Joshua Janoski10/25/08
I love that the MC had a change of heart at the end of the story.

I saw some missing commas and such, but those are easy fixes, and they didn't detract from the story.

I see a lot of talent here, and I think whoever wrote this will just keep getting better the more he/she enters the challenge. Good job!
Celeste Ammirata10/28/08
This is a sweet, heartfelt story. Like mentioned above, there were a few small errors, but they didn't take away from the message. You have talent. Keep Writing.
Catrina Bradley 10/28/08
Excellent story! You might want to somehow nail down the girl's age - she is called a "child" so I pictured a little girl, but speaks more like a pre-teen. I noticed a few minor bumps in the road in your writing, but they don't detract from the reading. I loved the MC's change of heart at the end. Helping others tends to do that. :) Very well done.
Marlene Austin10/29/08
Very nice story. You showed the emotions of your characters well. Keep working toward improvement on those mechanical errors. Nice job. :)
Seema Bagai 10/29/08
This story is filled with good descriptions.

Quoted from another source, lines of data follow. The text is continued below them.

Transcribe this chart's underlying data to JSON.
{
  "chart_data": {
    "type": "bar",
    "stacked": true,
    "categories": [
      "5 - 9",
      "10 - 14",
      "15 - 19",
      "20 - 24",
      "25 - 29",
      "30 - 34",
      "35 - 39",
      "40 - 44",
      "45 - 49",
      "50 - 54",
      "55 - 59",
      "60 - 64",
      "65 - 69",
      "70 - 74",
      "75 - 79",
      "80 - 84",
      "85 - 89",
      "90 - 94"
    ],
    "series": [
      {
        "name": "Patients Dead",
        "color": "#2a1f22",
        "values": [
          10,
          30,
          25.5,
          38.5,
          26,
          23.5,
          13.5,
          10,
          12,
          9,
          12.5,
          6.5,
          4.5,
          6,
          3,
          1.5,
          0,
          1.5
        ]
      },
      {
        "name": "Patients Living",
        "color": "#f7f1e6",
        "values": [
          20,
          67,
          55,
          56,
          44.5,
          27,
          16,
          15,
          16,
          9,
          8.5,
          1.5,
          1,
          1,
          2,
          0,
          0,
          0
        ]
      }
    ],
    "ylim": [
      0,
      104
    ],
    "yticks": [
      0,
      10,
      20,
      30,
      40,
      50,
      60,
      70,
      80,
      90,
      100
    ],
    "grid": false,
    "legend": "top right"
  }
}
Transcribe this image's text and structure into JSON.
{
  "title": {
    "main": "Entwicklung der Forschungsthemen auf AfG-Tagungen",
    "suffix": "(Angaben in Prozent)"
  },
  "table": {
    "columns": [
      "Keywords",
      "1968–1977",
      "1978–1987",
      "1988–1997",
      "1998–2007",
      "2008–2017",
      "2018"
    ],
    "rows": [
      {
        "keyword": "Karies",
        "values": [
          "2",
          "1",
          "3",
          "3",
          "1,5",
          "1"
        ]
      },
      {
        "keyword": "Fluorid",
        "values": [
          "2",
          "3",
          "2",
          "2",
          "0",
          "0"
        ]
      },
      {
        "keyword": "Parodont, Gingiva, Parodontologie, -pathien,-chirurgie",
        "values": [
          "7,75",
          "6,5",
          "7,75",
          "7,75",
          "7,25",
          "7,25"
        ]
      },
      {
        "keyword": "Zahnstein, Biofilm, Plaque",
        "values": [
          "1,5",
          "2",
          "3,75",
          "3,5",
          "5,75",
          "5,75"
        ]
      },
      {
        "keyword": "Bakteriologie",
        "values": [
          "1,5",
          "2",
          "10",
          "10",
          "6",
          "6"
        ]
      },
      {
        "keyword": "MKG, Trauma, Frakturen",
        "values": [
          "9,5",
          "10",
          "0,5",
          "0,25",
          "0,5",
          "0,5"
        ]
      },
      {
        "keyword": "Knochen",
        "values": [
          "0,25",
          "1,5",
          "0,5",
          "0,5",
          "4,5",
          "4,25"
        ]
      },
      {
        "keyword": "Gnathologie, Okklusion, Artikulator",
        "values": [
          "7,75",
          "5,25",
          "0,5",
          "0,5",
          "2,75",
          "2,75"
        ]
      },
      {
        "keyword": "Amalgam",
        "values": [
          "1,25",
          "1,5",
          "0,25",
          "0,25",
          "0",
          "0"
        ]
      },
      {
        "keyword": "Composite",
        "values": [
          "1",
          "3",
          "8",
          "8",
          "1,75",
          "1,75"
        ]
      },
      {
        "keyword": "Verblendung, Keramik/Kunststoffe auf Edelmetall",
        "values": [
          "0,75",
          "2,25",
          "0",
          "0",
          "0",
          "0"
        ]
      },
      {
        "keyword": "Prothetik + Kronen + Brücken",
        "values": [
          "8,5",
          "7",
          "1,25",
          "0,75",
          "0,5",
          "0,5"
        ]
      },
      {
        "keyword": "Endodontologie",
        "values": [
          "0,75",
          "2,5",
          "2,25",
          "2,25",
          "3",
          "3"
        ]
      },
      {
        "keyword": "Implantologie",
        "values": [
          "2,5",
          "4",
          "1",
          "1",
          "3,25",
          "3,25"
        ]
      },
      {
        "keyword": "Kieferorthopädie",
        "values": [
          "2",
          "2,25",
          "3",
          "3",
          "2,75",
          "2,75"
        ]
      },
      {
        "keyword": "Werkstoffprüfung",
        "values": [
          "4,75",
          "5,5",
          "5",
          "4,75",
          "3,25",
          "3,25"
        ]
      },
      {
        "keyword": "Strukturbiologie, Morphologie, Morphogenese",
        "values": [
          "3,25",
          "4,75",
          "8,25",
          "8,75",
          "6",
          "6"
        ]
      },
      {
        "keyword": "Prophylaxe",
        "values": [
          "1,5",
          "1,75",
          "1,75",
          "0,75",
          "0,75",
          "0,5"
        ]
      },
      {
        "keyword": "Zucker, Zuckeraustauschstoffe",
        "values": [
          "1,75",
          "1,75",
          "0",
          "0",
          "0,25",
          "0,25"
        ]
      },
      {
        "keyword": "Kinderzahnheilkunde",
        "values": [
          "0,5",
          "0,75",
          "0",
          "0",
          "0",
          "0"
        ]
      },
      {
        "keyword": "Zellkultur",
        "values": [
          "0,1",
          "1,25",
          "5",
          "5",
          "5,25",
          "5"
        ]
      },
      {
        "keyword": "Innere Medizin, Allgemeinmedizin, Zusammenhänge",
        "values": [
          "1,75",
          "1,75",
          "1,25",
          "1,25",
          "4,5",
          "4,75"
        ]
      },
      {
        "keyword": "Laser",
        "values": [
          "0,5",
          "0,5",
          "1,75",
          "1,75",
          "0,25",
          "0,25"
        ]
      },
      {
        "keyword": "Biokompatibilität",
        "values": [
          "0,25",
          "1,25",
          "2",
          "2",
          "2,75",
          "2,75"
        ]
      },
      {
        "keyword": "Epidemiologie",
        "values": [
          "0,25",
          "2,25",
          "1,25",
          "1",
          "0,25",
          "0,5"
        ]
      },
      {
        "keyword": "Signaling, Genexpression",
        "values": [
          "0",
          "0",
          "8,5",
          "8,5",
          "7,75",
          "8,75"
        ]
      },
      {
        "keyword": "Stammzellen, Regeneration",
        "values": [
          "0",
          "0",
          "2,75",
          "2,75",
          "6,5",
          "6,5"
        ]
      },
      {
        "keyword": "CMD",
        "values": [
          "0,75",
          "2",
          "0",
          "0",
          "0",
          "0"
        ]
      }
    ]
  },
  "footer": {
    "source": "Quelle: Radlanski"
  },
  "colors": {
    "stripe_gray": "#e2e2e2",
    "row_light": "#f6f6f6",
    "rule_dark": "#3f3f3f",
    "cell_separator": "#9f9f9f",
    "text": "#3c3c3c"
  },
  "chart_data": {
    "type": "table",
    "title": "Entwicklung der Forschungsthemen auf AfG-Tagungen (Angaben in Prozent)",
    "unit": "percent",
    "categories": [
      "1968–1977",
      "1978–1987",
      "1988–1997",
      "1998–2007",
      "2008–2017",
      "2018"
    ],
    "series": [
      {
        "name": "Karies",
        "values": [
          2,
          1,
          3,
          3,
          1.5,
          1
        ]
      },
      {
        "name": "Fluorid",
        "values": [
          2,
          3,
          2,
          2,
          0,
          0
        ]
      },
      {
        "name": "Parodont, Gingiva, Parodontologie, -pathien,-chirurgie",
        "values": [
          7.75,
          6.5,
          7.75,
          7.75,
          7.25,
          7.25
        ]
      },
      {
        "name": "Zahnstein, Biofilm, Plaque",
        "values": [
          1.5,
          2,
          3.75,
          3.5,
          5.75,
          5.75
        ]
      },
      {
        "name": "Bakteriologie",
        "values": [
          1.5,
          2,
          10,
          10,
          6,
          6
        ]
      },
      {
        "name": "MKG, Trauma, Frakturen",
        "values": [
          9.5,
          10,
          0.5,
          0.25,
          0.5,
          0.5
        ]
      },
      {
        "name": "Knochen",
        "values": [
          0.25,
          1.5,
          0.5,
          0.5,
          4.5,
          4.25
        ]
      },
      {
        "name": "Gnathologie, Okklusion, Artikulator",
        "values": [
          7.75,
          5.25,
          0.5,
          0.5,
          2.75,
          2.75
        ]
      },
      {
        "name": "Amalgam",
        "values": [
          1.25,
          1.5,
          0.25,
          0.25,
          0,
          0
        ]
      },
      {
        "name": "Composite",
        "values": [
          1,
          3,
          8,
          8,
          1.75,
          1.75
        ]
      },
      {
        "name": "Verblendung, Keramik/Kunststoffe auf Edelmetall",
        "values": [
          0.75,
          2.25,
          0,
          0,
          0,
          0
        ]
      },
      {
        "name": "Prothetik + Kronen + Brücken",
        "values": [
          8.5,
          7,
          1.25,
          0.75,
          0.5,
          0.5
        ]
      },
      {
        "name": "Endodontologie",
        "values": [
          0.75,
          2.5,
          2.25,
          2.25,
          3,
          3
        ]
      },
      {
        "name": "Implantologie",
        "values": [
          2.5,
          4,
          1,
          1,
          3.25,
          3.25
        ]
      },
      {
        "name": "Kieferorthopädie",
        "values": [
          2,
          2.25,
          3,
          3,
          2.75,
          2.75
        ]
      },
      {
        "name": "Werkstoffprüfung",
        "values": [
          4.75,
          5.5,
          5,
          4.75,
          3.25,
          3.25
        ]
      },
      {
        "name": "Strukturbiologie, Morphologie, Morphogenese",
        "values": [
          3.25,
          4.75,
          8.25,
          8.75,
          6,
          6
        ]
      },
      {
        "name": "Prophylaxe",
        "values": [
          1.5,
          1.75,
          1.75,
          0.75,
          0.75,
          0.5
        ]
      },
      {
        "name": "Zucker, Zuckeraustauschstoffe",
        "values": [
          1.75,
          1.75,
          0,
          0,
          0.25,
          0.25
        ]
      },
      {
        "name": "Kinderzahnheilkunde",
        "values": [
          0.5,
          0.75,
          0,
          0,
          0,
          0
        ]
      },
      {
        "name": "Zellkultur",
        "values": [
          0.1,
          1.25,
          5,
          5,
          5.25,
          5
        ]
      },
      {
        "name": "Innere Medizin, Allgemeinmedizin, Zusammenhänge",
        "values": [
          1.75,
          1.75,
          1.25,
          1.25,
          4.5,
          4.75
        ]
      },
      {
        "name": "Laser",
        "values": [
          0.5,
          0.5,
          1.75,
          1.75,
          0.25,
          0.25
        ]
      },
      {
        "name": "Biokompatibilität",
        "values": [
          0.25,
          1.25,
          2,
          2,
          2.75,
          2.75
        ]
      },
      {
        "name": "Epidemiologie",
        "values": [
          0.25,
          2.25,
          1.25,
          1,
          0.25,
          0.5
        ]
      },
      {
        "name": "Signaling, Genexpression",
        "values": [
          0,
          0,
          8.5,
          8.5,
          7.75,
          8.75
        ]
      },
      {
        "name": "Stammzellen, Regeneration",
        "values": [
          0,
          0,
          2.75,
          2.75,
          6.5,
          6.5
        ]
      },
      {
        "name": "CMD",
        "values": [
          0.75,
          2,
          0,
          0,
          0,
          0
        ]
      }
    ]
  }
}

The story has an interesting premise, but not very realistic in terms of what would be allowed in a hospital (especially the children's ward). You might want to consider changing it to a retirement home where then your idea of having the main character deliver cookies to others will be a bit more realistic.

You write well. I can see this being a longer piece with more detail on the MC.
Gerald Shuler 10/29/08
You have done very well for a beginning writer. The errors others mentioned are the same ones I would have pointed out. The most important one, though, is to write like you ARE the age of the person speaking. Before you write, ask yourself "How would Mom say this?" or "How would a 5-year-old child say this?"

You would be amazed at how much better your writing would be just by asking age appropiate questions.

You have strong talent. I hope you keep writing things that are exciting to you.
Laury Hubrich 10/29/08
Very good writing. One thing I noticed: be careful to put tags on your dialogue so we know who is talking. I really liked your story. Good job!
Leah Nichols 10/29/08
Great job! Watch punctuation, and write out your numbers unless they're bigger than 100. Read your stories aloud to check how it sounds. Nice work - I like the story; you're doing well! Again, welcome to Faithwriters! :)
Dee Yoder 10/30/08
Good job writing your first story for Faithwriters! As a homeschool mom whose son will write his first story for the Challenge starting tomorrow, I say, "Yay for you!"

The characters in your story are very sweet and I like them. I have nothing to add to your other comments about ways to improve...just keep at it! You definitely have a story to tell and the ability to get it told. Way to go!